Prior to UCL ISR, Mark was a visiting researcher for the WHO Collaborate at Imperial College London, conducting research into the link between water management and infectious diseases in the Middle East. Mark obtained his MSc in Hydrology and Water Resource Management from Imperial College London and his BSc (Hons) in Physical Geography from Kings College London.

Mark intends to apply his interconnective environmental thinking in sustainable investing and financing, by supporting companies with harmonising, standardising and quantifying their ESG strategies across their portfolios. 

Research Summary

Mark is part of the Water and Food Resource Nexus research theme at UCL. His thesis project is to develop a global spatially-explicit index that identifies the environmental impact from crop commodities; the croP environmentaL impAct iNdicaTor (PLANT). PLANT takes advantage of new spatially-explicit estimates of environmental impacts for global agriculture due to the use of fertiliser, water, land and emissions of greenhouse gases. Mark builds the PLANT index using meaningful indicators with a transparent and standardised global methodology to support regional crop commodity environmental sustainability assessments. His work specifically works towards achieving the UN Sustainable Development Goals (UN SDGs) and aids decision making for long-term, multidisciplinary policy and research programs. PLANT also supports ESG strategies in their assessment of environmental risk supply chains for regional crop commodity combinations and facilitates agro-commodity trade financing and sourcing decisions.
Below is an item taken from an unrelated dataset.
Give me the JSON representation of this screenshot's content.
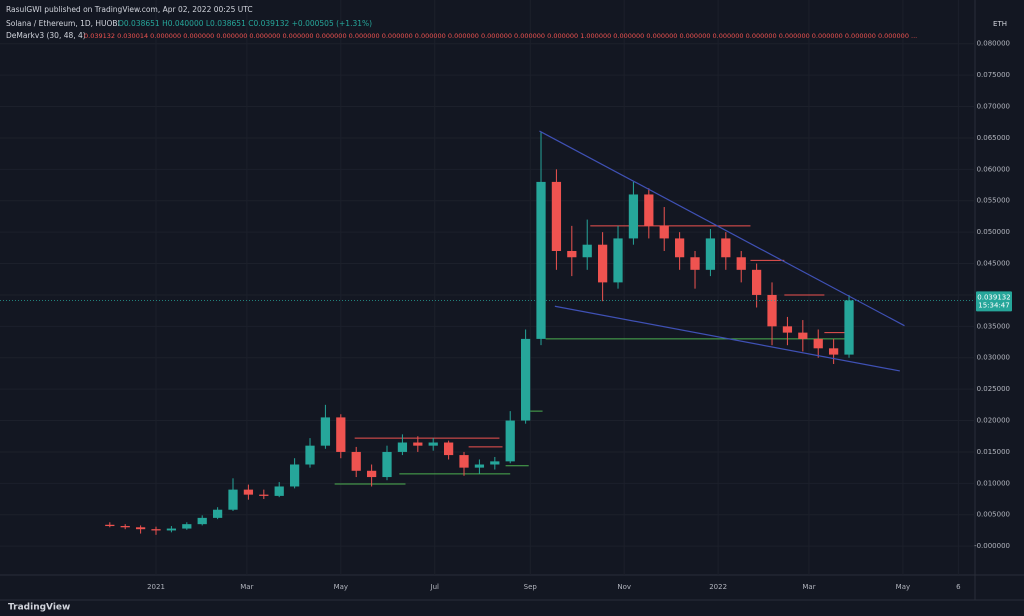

Mark’s thesis additionally has a strong focus on developing biodiversity metric indicators for environmental impacts from fertiliser- and land-use using Life Cycle Impact Assessment (LCIA) methodologies. Where LCIA methodologies were lacking spatially explicit relevance, Mark developed new methodologies. LCIA is often used to determine the impacts of fertiliser use but lacks suitable methodologies to estimate the fate and transport of nutrients from soils, making crop and regional impact comparisons difficult to assess. Through this, Mark developed a new global spatially-explicit methodology to estimate the fate and transport of fertilisers from soils to fresh and marine water environments, for implementation within LCIA frameworks. The improvement and use of LCIA methodologies have been advocated by many international initiatives including the UN Environmental Programme (UNEP) and the International Finance Corporation (IFC).